• Le couple amoureux à l'adolescence

    Le couple amoureux à l'adolescence

     

     

    - Regardez comme ils sont mignons !
    - Oh ! C'est trop chou !
    Les deux profs gloussent, et je ne retiens pas le soupir d'exaspération qui monte en moi.

    15h29, comme tous les jours, je suis dans la salle de repos des enseignants pendant la récréation. Comme tous les jours, nous avons une vue imprenable sur les ados en rut qui s'explorent mutuellement les amygdales avec plus d'assiduité qu'ils n'en mettront jamais pour leurs leçons. Comme tous les jours, ces deux gourdes s'extasient devant ce spectacle pathétique.

    15h31, je jette d'un geste rageur mon gobelet de café dans la poubelle. Le miroir près de la porte me renvoie l'image d'un homme d'une trentaine d'années, au visage sévère et aux yeux bleus étincelants d'une colère froide. "Il pourrait être joli garçon, s'il n'était pas si détestable", voilà ce qu'une des sottes avait dit à mon sujet, croyant que je ne l'entendrais pas. Qu'elle aille se faire pendre. La porte de la salle des profs claque derrière moi, et je devine que mes collègues sont soulagés de me voir partir. Qu'ils aillent donc tous se faire pendre, tiens, on leur fera un prix de groupe.

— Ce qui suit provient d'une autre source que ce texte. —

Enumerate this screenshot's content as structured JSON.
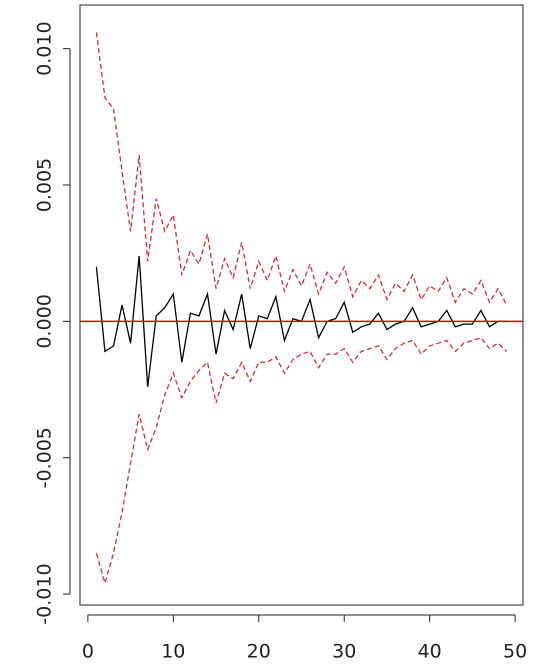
{
  "chart_data": {
    "type": "line",
    "x": [
      1,
      2,
      3,
      4,
      5,
      6,
      7,
      8,
      9,
      10,
      11,
      12,
      13,
      14,
      15,
      16,
      17,
      18,
      19,
      20,
      21,
      22,
      23,
      24,
      25,
      26,
      27,
      28,
      29,
      30,
      31,
      32,
      33,
      34,
      35,
      36,
      37,
      38,
      39,
      40,
      41,
      42,
      43,
      44,
      45,
      46,
      47,
      48,
      49
    ],
    "series": [
      {
        "color": "#000000",
        "dashed": false,
        "values": [
          0.002,
          -0.0011,
          -0.0009,
          0.0006,
          -0.0008,
          0.0024,
          -0.0024,
          0.0002,
          0.0005,
          0.001,
          -0.0015,
          0.0003,
          0.0002,
          0.001,
          -0.0012,
          0.0004,
          -0.0003,
          0.001,
          -0.001,
          0.0002,
          0.0001,
          0.0009,
          -0.0007,
          0.0001,
          0,
          0.0008,
          -0.0006,
          0,
          0.0001,
          0.0007,
          -0.0004,
          -0.0002,
          -0.0001,
          0.0003,
          -0.0003,
          -0.0001,
          0,
          0.0005,
          -0.0002,
          -0.0001,
          0,
          0.0004,
          -0.0002,
          -0.0001,
          -0.0001,
          0.0004,
          -0.0002,
          0,
          0
        ]
      },
      {
        "color": "#d0312d",
        "dashed": true,
        "values": [
          0.0106,
          0.0082,
          0.0078,
          0.0055,
          0.0033,
          0.0061,
          0.0022,
          0.0045,
          0.0033,
          0.0039,
          0.0017,
          0.0026,
          0.0021,
          0.0032,
          0.0012,
          0.0023,
          0.0016,
          0.0029,
          0.0012,
          0.0022,
          0.0015,
          0.0024,
          0.0011,
          0.0019,
          0.0013,
          0.0021,
          0.001,
          0.0018,
          0.0014,
          0.002,
          0.0009,
          0.0015,
          0.0012,
          0.0017,
          0.0008,
          0.0014,
          0.0011,
          0.0017,
          0.0008,
          0.0013,
          0.0011,
          0.0016,
          0.0007,
          0.0012,
          0.001,
          0.0015,
          0.0007,
          0.0012,
          0.0006
        ]
      },
      {
        "color": "#d0312d",
        "dashed": true,
        "values": [
          -0.0085,
          -0.0096,
          -0.0085,
          -0.007,
          -0.0052,
          -0.0034,
          -0.0047,
          -0.0039,
          -0.0027,
          -0.0019,
          -0.0028,
          -0.0022,
          -0.0018,
          -0.0015,
          -0.003,
          -0.0019,
          -0.0021,
          -0.0015,
          -0.0022,
          -0.0015,
          -0.0015,
          -0.0013,
          -0.0019,
          -0.0014,
          -0.0012,
          -0.0011,
          -0.0017,
          -0.0012,
          -0.0012,
          -0.001,
          -0.0015,
          -0.0011,
          -0.001,
          -0.0009,
          -0.0014,
          -0.001,
          -0.0008,
          -0.0007,
          -0.0012,
          -0.0009,
          -0.0008,
          -0.0007,
          -0.0011,
          -0.0008,
          -0.0007,
          -0.0006,
          -0.001,
          -0.0008,
          -0.0011
        ]
      }
    ],
    "hline": 0,
    "hline_color": "#cc0000",
    "xlim": [
      -0.92,
      50.92
    ],
    "xticks": [
      0,
      10,
      20,
      30,
      40,
      50
    ],
    "ylim": [
      -0.0104,
      0.0116
    ],
    "yticks": [
      {
        "value": -0.01,
        "label": "-0.010"
      },
      {
        "value": -0.005,
        "label": "-0.005"
      },
      {
        "value": 0,
        "label": "0.000"
      },
      {
        "value": 0.005,
        "label": "0.005"
      },
      {
        "value": 0.01,
        "label": "0.010"
      }
    ]
  }
}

    15h33, je traverse les couloirs presque déserts pour me rendre dans ma salle, sous les murmures et les regards en coin des quelques élèves présents. Ils sont si naïfs : ils croient qu'on ne les observe pas, qu'on ne sait pas quelles sont les amitiés et les inimitiés, qu'on ignore leurs pitoyables histoires de coeur. Je connais la réputation qu'ils m'ont fait, je sais qu'ils ne m'aiment pas. Ça tombe bien, moi non plus, je ne les aime pas.

    15h35, la sonnerie retentit. J'essaie de me préparer à l'arrivée massive des ados libidineux. Allez, plus qu'une heure. Les fayots rentrent en premier, comme toujours, et leurs voix mielleuses me saluent. Je ne réponds pas, je ne suis pas dupe. Arrivent ensuite les autres, bavardant, riant. Les couples se détachent difficilement dans un bruit spongieux que je peux entendre d'ici.

    15h38, les morveux ne se calment pas. Le tombeur de la classe ne lâche pas sa nouvelle conquête, et l'espace d'un instant, j'ai la certitude qu'il va lui faire un enfant sur les bureaux du fond de la classe. Je toussote, mais ils continuent de m'ignorer. Je sors de ma sacoche un paquet de feuilles, demande au lèche-botte du premier rang de le faire passer : s'ils veulent jouer à ça, je suis prêt. Ma voix couvre leur chahut en déclarant :
    - Interrogation surprise. Le thème : l'impact de l'import/export des mollusques sur l'économie française. Vous avez une heure.
    J'ignore les cris de protestations en restant stoïque. Qu'ils aillent tous au diable. C'est moi qui décide ici. Et puis, après tout, les feuilles qui passent dans les rangs recèlent toutes les informations qu'ils ont besoin de connaître. Ils n'ont plus qu'à faire marcher la masse informe qu'ils ont entre les deux oreilles, s'ils en sont capables, et faire une analyse. Je marche entre les rangs pour les surveiller, mais ces cancres ne sont pas fichus d'écrire quoique ce soit, alors se copier les uns sur les autres... Mon regard se porte sur le couple à l'écart. Bien sûr qu'ils sont isolés, à l'âge où l'amour se quantifie en litre de salive qu'on échange en public, ils font tâche, eux, à se tenir pudiquement la main et se cacher pour s'embrasser.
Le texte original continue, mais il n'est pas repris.